Leslie Frank "Les" Hinton (born 19 February 1944) is a British-American journalist and business executive whose career with Rupert Murdoch's News Corporation spanned more than fifty years. Hinton worked in newspapers, magazines and television as a reporter, editor and executive in Australia, the United Kingdom and the United States and became an American citizen in 1986. He was appointed CEO of Dow Jones & Company in December 2007, after its acquisition by News Corp. Hinton has variously been described as Murdoch's "hitman"; one of his "most trusted lieutenants"; and an "astute political operator". On 15 July 2011, he resigned from Dow Jones & Co as a result of a journalistic ethics scandal at The News of the World, a British tabloid published by News Corp subsidiary, News International, where Hinton had previously been executive chairman.

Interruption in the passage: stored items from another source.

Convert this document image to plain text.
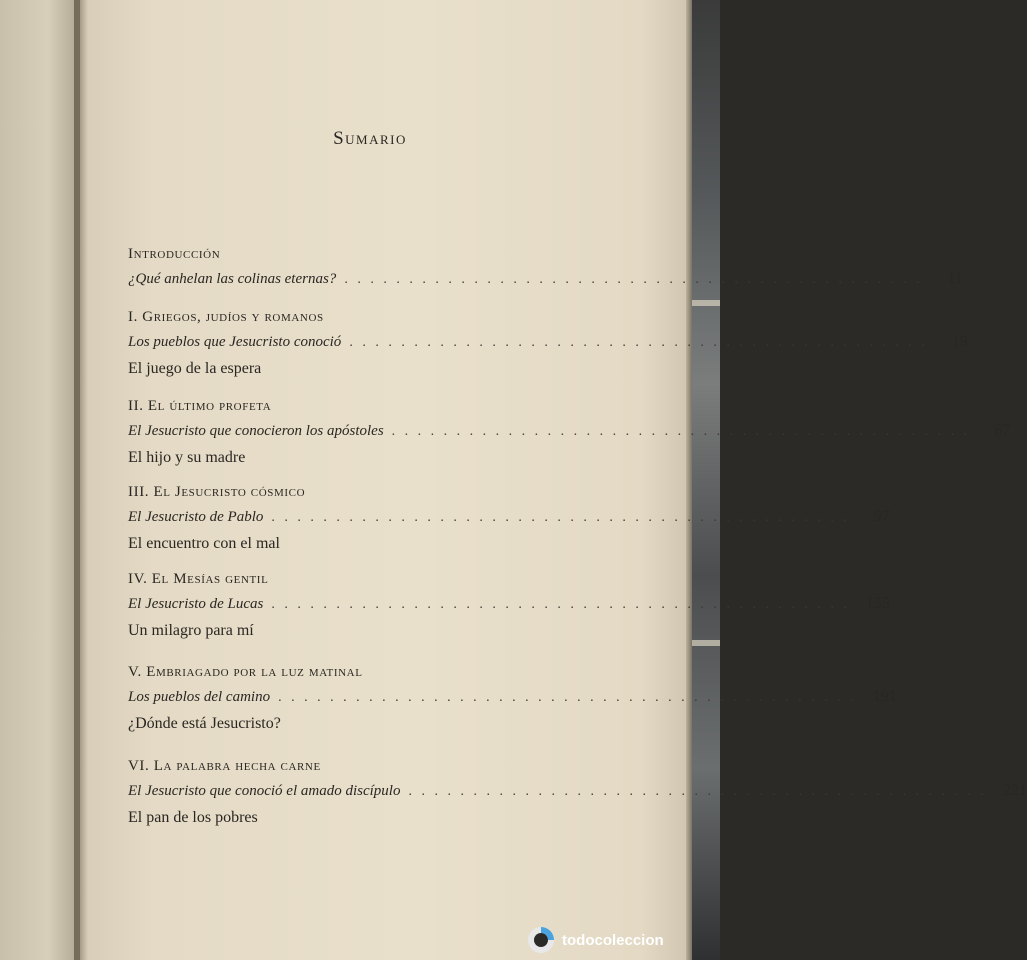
Sumario
Introducción
¿Qué anhelan las colinas eternas? . . . . . . . . . . . . . . . . . . . . . . . . . . . . . . . . . . . . . . . . . . . . .	11
I. Griegos, judíos y romanos
Los pueblos que Jesucristo conoció . . . . . . . . . . . . . . . . . . . . . . . . . . . . . . . . . . . . . . . . . . . . .	19
El juego de la espera
II. El último profeta
El Jesucristo que conocieron los apóstoles . . . . . . . . . . . . . . . . . . . . . . . . . . . . . . . . . . . . . . . . . . . . .	67
El hijo y su madre
III. El Jesucristo cósmico
El Jesucristo de Pablo . . . . . . . . . . . . . . . . . . . . . . . . . . . . . . . . . . . . . . . . . . . . .	97
El encuentro con el mal
IV. El Mesías gentil
El Jesucristo de Lucas . . . . . . . . . . . . . . . . . . . . . . . . . . . . . . . . . . . . . . . . . . . . .	155
Un milagro para mí
V. Embriagado por la luz matinal
Los pueblos del camino . . . . . . . . . . . . . . . . . . . . . . . . . . . . . . . . . . . . . . . . . . . . .	191
¿Dónde está Jesucristo?
VI. La palabra hecha carne
El Jesucristo que conoció el amado discípulo . . . . . . . . . . . . . . . . . . . . . . . . . . . . . . . . . . . . . . . . . . . . .	221
El pan de los pobres
todocoleccion
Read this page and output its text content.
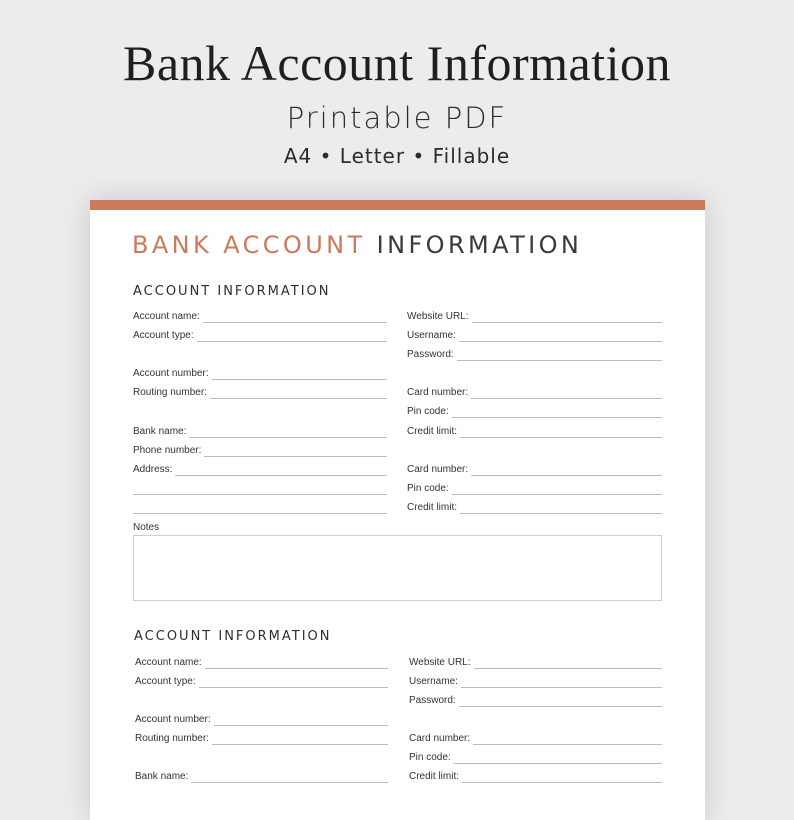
Bank Account Information
Printable PDF
A4 • Letter • Fillable
BANK ACCOUNT INFORMATION
ACCOUNT INFORMATION
Account name:
Account type:
Account number:
Routing number:
Bank name:
Phone number:
Address:
Website URL:
Username:
Password:
Card number:
Pin code:
Credit limit:
Card number:
Pin code:
Credit limit:
Notes
ACCOUNT INFORMATION
Account name:
Account type:
Account number:
Routing number:
Bank name:
Website URL:
Username:
Password:
Card number:
Pin code:
Credit limit:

Hinton, the son of a British Army chef, was born in Bootle, a working-class area of Lancashire. He travelled with his family as his father was posted around the world, attending Army schools in Egypt, Ethiopia, Libya, Germany, and Singapore, as well as Liverpool. He had little formal education after failing his Eleven-plus, and in 1959 left school at the age of 15 and emigrated to Australia.

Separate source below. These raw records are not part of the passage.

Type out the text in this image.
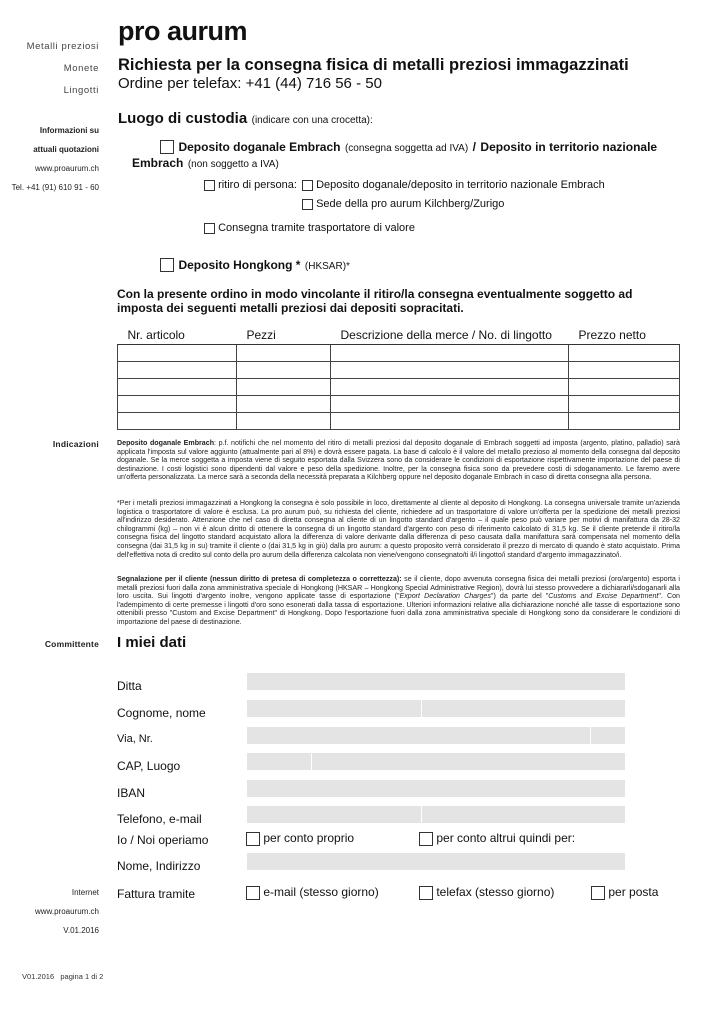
Metalli preziosi

Monete

Lingotti

Informazioni su

attuali quotazioni

www.proaurum.ch

Tel. +41 (91) 610 91 - 60

Indicazioni
Committente

Internet

www.proaurum.ch

V.01.2016

V01.2016   pagina 1 di 2
pro aurum
Richiesta per la consegna fisica di metalli preziosi immagazzinati
Ordine per telefax: +41 (44) 716 56 - 50
Luogo di custodia (indicare con una crocetta):
Deposito doganale Embrach (consegna soggetta ad IVA) / Deposito in territorio nazionale
Embrach (non soggetto a IVA)
ritiro di persona:	Deposito doganale/deposito in territorio nazionale Embrach
Sede della pro aurum Kilchberg/Zurigo
Consegna tramite trasportatore di valore
Deposito Hongkong * (HKSAR)*
Con la presente ordino in modo vincolante il ritiro/la consegna eventualmente soggetto ad imposta dei seguenti metalli preziosi dai depositi sopracitati.
Nr. articolo	Pezzi	Descrizione della merce / No. di lingotto	Prezzo netto

Deposito doganale Embrach: p.f. notifichi che nel momento del ritiro di metalli preziosi dal deposito doganale di Embrach soggetti ad imposta (argento, platino, palladio) sarà applicata l'imposta sul valore aggiunto (attualmente pari al 8%) e dovrà essere pagata. La base di calcolo è il valore del metallo prezioso al momento della consegna dal deposito doganale. Se la merce soggetta a imposta viene di seguito esportata dalla Svizzera sono da considerare le condizioni di esportazione rispettivamente importazione del paese di destinazione. I costi logistici sono dipendenti dal valore e peso della spedizione. Inoltre, per la consegna fisica sono da prevedere costi di sdoganamento. Le faremo avere un'offerta personalizzata. La merce sarà a seconda della necessità preparata a Kilchberg oppure nel deposito doganale Embrach in caso di diretta consegna alla persona.
*Per i metalli preziosi immagazzinati a Hongkong la consegna è solo possibile in loco, direttamente al cliente al deposito di Hongkong. La consegna universale tramite un'azienda logistica o trasportatore di valore è esclusa. La pro aurum può, su richiesta del cliente, richiedere ad un trasportatore di valore un'offerta per la spedizione dei metalli preziosi all'indirizzo desiderato. Attenzione che nel caso di diretta consegna al cliente di un lingotto standard d'argento – il quale peso può variare per motivi di manifattura da 28-32 chilogrammi (kg) – non vi è alcun diritto di ottenere la consegna di un lingotto standard d'argento con peso di riferimento calcolato di 31,5 kg. Se il cliente pretende il ritiro/la consegna fisica del lingotto standard acquistato allora la differenza di valore derivante dalla differenza di peso causata dalla manifattura sarà compensata nel momento della consegna (dai 31,5 kg in su) tramite il cliente o (dai 31,5 kg in giù) dalla pro aurum: a questo proposito verrà considerato il prezzo di mercato di quando è stato acquistato. Prima dell'effettiva nota di credito sul conto della pro aurum della differenza calcolata non viene/vengono consegnato/ti il/i lingotto/i standard d'argento immagazzinato/i.
Segnalazione per il cliente (nessun diritto di pretesa di completezza o correttezza): se il cliente, dopo avvenuta consegna fisica dei metalli preziosi (oro/argento) esporta i metalli preziosi fuori dalla zona amministrativa speciale di Hongkong (HKSAR – Hongkong Special Administrative Region), dovrà lui stesso provvedere a dichiararli/sdoganarli alla loro uscita. Sui lingotti d'argento inoltre, vengono applicate tasse di esportazione ("Export Declaration Charges") da parte del "Customs and Excise Department". Con l'adempimento di certe premesse i lingotti d'oro sono esonerati dalla tassa di esportazione. Ulteriori informazioni relative alla dichiarazione nonché alle tasse di esportazione sono ottenibili presso "Custom and Excise Department" di Hongkong. Dopo l'esportazione fuori dalla zona amministrativa speciale di Hongkong sono da considerare le condizioni di importazione del paese di destinazione.
I miei dati
Ditta
Cognome, nome
Via, Nr.
CAP, Luogo
IBAN
Telefono, e-mail
Io / Noi operiamo	per conto proprio	per conto altrui quindi per:
Nome, Indirizzo
Fattura tramite	e-mail (stesso giorno)	telefax (stesso giorno)	per posta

Except for a few years in London in the 1960s, Hinton spent his entire career with Rupert Murdoch and News Corporation. He began work as a copy boy in 1959 at the Adelaide News in South Australia, where 28-year-old Murdoch was managing director. One of his first tasks was to bring Murdoch his lunchtime sandwiches. After finishing his training as a journalist, Hinton moved to London, where he worked as a reporter at United Press International, and the then-broadsheet newspaper The Sun, before Murdoch acquired it in 1969. As a reporter, Hinton was injured while covering the Northern Ireland conflict and in 1976 he was appointed foreign correspondent for the group's newspapers and moved to New York. Hinton later worked as associate editor of the Boston Herald and editor-in-chief of Star (magazine).

In 1990, Hinton became president of Murdoch Magazines and then president and chief executive officer of News America Publishing, responsible for the company's US publishing operations. In 1993, he was appointed chairman and CEO of Fox Television Stations, returning to London in 1995 as executive chairman of News Corp subsidiary News International Limited, Britain's largest national newspaper publisher.